Jelang satu tahun masa kepemimpinan, Gubernur Jawa Barat Ridwan Kamil diminta untuk fokus mengurusi persoalan Jabar dan memenuhi janji kampanye. Hal tersebut diungkapkan anggota DPRD Jawa Barat terpilih dari PKB, Hasim Adnan.
"Artinya kurang lebih sepekan ke depan, Kang Emil akan genap setahun memimpin Jawa Barat. Nah saya menilai dalam setahun ini, masih banyak janji kampanye yang belum terlihat wujud nyatanya," kata Hasim dalam diskusi terbatas yang digelar DPW PKB Jawa Barat, Kota Bandung, Selasa (27/8).
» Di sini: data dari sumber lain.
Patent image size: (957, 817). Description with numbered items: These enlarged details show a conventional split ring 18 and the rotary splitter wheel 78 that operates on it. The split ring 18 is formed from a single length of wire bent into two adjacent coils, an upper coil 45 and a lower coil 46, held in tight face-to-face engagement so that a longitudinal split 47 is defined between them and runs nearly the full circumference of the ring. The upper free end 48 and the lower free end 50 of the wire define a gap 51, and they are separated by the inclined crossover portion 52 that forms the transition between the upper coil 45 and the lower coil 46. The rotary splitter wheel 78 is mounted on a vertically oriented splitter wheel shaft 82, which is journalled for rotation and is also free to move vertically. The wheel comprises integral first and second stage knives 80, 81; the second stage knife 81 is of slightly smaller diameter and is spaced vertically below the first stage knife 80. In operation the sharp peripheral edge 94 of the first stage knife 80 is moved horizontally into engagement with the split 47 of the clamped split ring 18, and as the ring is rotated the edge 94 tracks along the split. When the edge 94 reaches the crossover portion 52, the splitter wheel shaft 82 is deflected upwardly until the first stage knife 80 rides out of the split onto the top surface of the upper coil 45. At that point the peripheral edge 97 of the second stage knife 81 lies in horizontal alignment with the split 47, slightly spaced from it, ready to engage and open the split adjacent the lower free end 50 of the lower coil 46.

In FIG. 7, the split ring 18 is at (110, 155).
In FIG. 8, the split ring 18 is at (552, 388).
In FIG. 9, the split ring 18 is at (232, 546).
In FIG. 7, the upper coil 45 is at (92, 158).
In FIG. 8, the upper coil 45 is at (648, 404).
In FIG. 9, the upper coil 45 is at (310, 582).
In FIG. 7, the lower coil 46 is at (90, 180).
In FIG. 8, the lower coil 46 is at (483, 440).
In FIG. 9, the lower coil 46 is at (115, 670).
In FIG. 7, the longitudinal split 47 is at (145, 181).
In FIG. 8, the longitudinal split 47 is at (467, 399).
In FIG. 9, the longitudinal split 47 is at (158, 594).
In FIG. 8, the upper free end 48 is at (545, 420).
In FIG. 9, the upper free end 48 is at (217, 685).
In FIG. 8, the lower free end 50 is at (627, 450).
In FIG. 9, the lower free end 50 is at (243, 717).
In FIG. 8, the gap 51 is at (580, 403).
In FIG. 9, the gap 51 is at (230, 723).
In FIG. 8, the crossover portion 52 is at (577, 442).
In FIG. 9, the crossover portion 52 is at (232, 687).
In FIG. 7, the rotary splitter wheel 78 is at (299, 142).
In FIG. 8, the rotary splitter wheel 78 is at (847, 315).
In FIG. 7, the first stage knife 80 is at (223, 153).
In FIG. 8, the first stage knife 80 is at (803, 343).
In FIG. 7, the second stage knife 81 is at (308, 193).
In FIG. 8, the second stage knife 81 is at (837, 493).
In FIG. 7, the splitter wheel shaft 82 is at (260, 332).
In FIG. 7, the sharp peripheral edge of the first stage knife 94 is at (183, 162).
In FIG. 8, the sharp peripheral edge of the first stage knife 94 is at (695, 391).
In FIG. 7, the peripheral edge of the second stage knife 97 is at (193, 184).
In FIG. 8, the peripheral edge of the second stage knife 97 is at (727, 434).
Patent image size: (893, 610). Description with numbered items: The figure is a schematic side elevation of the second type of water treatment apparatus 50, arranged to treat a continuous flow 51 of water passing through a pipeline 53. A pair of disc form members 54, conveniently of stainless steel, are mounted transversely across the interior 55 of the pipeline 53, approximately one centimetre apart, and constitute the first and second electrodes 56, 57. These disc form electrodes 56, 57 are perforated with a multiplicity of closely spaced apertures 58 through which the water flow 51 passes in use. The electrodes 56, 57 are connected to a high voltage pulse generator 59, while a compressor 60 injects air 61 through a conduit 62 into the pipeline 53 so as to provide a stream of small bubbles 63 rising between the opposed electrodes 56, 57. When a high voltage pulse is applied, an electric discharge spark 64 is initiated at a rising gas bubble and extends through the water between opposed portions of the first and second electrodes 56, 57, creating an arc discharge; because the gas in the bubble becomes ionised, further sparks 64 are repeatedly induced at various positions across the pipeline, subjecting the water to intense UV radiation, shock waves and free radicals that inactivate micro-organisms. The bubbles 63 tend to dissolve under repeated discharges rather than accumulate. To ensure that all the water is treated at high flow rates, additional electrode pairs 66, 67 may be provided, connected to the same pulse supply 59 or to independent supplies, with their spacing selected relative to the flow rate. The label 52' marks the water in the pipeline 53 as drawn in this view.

Sebagaimana diketahui, Ridwan Kamil dan Uu Ruzhanul Ulum dilantik sebagai Gubernur dan Wakil Gubernur Jabar tanggal 5 September 2018.
Menurut Hasim, karena ketika ditelusuri lebih jauh, masyarakat Jawa Barat sebagian besar belum merasakan perubahan nyata dari gagasan-gagasan yang dimunculkan Ridwan Kamil. Hal ini sangat kentara, manakala banyak konstituen yang menyampaikan peringatan kepada Hasim terkait janji-janji yang pernah dilontarkan Ridwan Kamil saat kampanye.
Hasim mencontohkan tidak sedikit para kiai pimpinan pondok pesantren yang menghubunginya, terkait kelanjutan program yang akan membantu pengembangan pesantren-pesantren di Jabar melalui CSR BUMD milik Pemprov Jabar.
"Setidaknya sudah ada tujuh pimpinan pondok pesantren yang menghubungi saya, mempertanyakan kelanjutan program CSR. Padahal, Kang Emil waktu itu berjanji akan merealisasikannya sebelum pelaksanaan Pilpres dan Pileg serentak," ungkap Hasim.
Selain perkara CSR yang disoal, Hasim juga merespons pernyataan Ridwan Kamil yang ikut-ikutan mengkritik Ibu Kota Baru yang menurutnya boros lahan. Baginya, Ridwan Kamil berhak mengkritik apa saja, termasuk soal Ibu Kota Baru, tetapi Hasim mengingatkan agar gubernur fokus membenahi segala urusan di Jawa Barat yang menjadi tanggung jawabnya.
"Jauh lebih bijak dan elegan, bila Kang Emil fokus urus Jawa Barat. Kalau memang gubernur saat ini punya keinginan untuk tampil menjadi salah satu kandidat pada Pilpres 2024 yang akan datang, ya urus Jawa Barat sampai benar-benar juara lahir batin," Hasim menambahkan.
Hasim juga menyoroti beberapa program yang sudah di-launching Ridwan Kamil, namun progresnya dinilai lamban. Seperti program kredit Mesra (Masjid Ekonomi Sejahtera) yang dirilis pada akhir November 2018. Hingga saat ini, publik tidak mendapat akses informasi terkait berapa jumlah masyarakat yang sudah memanfaatkan program tersebut.
"Padahal program ini sangat bagus, di tengah maraknya fintech yang menawarkan pinjaman online, yang belakangan mulai banyak sorotan negatif dari publik, karena dampak negatifnya jauh lebih mencekik daripada Bank Emok (rentenir)," demikian Hasim.
Pada akhir sesi diskusi, Hasim meminta Ridwan Kamil untuk menjadi Gubernur Jabar yang sesungguhnya. "Saya meminta dengan hormat kepada Kang Emil untuk menjadi gubernur yang sesungguhnya ada di dunia nyata, bukan sekadar gubernur yang hanya ada di dunia maya," pungkas Hasim.